SILVER SPRING, Md. — Shira Reese still remembers the day she found her beloved dog, Menja, dead in her home.
“I went downstairs and I found him unresponsive with a Goldfish bag around his neck," Reese, of Silver Spring, Maryland, said. "At that point, he was stiff."
So does Bonnie Harlan.
“He had knocked over lamps and tables and things like that before he finally suffocated. It was a horrendous way to go,” Harlan, of Houston, said.
And so does Chester, Virginia's, Debbie Smith.
“[He] was starting to swell and such. It was just unbearable," Smith said. "He was my life for 10 years. I wept like a baby for days and weeks."
All three dogs fell victim to their own hunger – alone, confused, and in the darkness of a suffocating snack bag.
Online, there are playlists labeled “funny videos” of dogs with their heads stuck in chip bags. But dogs are dying because of these bags more often than people realize.
“I usually hear from two-to-three distraught pet owners a week,” said Harlan.
The bags are a danger to dogs of all shapes and size. In the D.C. region alone, they've killed a retriever, a terrier and a Shih Tzu. The death toll was enough for Harlan to create the “Prevent Pet Suffocation” support group.
“My vet said to me, Bonnie, I could have warned you of a hundred things, but the chip bag would never have been one of them,” Harlan said.
This is one of the few times the proverbial “silver lining” can be deadly. Mylar meant to preserve fresh snacks can create a barrier a dog can’t chew through. But many types of snack bags can wrap around a dog’s snout.

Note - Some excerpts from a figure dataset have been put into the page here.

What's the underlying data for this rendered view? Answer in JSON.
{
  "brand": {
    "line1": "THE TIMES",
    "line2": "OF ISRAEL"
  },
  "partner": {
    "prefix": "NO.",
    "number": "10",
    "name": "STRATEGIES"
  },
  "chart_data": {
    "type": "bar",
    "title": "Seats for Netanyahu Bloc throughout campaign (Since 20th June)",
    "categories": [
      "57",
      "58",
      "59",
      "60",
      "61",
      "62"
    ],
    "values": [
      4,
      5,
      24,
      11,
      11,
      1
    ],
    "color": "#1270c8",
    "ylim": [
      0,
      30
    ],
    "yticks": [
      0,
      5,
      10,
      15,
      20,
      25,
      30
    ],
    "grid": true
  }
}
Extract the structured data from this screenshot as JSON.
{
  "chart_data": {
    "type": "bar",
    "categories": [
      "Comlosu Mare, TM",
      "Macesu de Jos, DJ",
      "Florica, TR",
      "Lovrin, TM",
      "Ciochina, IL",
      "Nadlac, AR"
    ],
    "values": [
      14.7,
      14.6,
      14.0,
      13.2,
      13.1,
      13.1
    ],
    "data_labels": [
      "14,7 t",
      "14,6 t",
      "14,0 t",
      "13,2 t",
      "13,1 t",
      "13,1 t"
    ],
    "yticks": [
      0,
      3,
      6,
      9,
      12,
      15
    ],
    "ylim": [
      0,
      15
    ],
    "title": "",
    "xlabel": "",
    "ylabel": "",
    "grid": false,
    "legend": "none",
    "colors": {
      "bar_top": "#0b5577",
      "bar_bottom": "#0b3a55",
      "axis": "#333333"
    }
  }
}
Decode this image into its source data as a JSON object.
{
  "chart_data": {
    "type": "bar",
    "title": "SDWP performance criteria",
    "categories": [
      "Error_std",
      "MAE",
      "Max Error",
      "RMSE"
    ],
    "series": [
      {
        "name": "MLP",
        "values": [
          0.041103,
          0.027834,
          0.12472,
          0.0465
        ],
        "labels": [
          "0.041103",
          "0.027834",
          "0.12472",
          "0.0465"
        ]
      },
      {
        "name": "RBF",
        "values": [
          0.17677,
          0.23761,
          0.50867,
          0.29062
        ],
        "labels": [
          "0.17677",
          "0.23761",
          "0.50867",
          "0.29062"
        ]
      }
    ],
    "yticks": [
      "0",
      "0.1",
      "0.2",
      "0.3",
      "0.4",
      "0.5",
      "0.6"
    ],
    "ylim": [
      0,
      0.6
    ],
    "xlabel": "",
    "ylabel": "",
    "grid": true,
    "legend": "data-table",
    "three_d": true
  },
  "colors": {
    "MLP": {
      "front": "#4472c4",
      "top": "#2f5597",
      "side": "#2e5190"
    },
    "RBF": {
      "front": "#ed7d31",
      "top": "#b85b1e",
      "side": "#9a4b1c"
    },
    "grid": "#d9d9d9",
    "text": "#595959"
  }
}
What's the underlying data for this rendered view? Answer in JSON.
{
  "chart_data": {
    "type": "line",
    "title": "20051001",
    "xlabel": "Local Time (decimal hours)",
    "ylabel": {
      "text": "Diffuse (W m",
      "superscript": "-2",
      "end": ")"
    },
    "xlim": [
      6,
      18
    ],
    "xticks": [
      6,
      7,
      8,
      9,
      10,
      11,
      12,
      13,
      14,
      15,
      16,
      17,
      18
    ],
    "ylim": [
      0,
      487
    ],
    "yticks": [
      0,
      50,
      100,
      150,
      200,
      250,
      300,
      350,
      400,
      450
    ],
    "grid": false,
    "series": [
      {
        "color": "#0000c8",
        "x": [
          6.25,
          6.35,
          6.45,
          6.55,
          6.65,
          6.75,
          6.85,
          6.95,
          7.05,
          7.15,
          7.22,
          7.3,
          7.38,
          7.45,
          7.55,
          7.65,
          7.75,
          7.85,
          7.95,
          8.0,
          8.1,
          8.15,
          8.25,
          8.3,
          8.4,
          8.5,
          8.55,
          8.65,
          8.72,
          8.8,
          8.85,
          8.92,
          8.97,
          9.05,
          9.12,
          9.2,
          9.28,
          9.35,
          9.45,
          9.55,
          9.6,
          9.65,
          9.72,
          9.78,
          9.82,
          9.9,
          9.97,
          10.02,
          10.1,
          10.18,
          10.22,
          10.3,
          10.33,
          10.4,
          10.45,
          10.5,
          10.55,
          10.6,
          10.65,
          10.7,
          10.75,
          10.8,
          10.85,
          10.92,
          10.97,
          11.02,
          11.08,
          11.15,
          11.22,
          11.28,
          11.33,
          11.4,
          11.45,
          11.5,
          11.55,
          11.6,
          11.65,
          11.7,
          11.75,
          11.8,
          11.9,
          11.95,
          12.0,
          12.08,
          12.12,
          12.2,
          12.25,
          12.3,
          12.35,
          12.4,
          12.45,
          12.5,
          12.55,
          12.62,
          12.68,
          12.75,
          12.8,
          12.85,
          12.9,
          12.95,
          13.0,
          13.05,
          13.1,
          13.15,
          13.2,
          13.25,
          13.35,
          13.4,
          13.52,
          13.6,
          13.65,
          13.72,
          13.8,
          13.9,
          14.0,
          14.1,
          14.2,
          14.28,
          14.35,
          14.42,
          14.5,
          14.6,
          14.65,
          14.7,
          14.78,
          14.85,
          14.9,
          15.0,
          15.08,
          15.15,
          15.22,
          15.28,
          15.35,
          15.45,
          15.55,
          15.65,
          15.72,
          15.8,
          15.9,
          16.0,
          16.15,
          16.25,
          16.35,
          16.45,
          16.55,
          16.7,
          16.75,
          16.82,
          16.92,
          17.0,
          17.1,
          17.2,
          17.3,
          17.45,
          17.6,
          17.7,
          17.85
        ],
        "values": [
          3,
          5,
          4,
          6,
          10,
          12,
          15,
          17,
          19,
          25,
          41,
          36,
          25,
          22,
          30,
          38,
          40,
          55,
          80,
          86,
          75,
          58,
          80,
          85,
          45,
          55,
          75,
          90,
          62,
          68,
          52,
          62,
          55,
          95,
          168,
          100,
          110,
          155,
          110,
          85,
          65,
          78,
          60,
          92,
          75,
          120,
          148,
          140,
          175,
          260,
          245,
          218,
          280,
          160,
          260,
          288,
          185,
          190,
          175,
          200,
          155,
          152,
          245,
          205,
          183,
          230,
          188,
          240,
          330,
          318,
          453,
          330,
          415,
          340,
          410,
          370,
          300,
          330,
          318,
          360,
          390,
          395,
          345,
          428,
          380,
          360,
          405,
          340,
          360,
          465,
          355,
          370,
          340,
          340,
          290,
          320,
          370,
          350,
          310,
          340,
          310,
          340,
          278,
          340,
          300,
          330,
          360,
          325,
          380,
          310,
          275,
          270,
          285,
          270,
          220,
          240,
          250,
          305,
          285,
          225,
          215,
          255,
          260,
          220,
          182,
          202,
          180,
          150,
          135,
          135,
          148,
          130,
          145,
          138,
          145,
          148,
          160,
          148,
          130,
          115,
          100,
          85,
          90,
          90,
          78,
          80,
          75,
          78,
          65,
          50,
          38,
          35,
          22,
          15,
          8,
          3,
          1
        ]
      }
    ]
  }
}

“It wasn’t that he was so hungry, it’s that he got his face so deep in there and couldn’t breathe anymore. It just instantly knocked him out. It’s hard. It’s hard. I blamed myself,” said Smith, whose retriever Rocky choked on a bag without Mylar.
Dogs have also suffocated from tubular snack containers and resealable food storage bags, according to organization Preventative Vet.
The American Veterinary Medical Association (AVMA) doesn’t know how many dogs die a year from snack bags – but it's clear that it's not a rare phenomenon. In a survey conducted by the AVMA, more than 1,300 pet owners said their pets suffocated due to a bag between 2014-2018. That's hundreds of pets a year.
More than a quarter of respondents said the bags had been in or near the garbage or recycling. Twenty-two percent were on a coffee or side table, 13% on the counter, 6% outside, 6% on the kitchen or dining table and 25% in other locations.
Thirty-nine percent of respondents were at home when their pet suffocated.
Harlan took her message of loss nationally – running PSAs and petitioning snack makers.
“I think adding a simple warning label can go a long way to helping spread the word," Harlan said. Harlan says she has not received plans of action from leading snack makers. WUSA9 attempts to reach snack companies went unanswered.
All the families talking to WUSA9 shared these steps for prevention: Put snacks in containers if you can. Secure your trash cans. When done with snack bags, cut them up.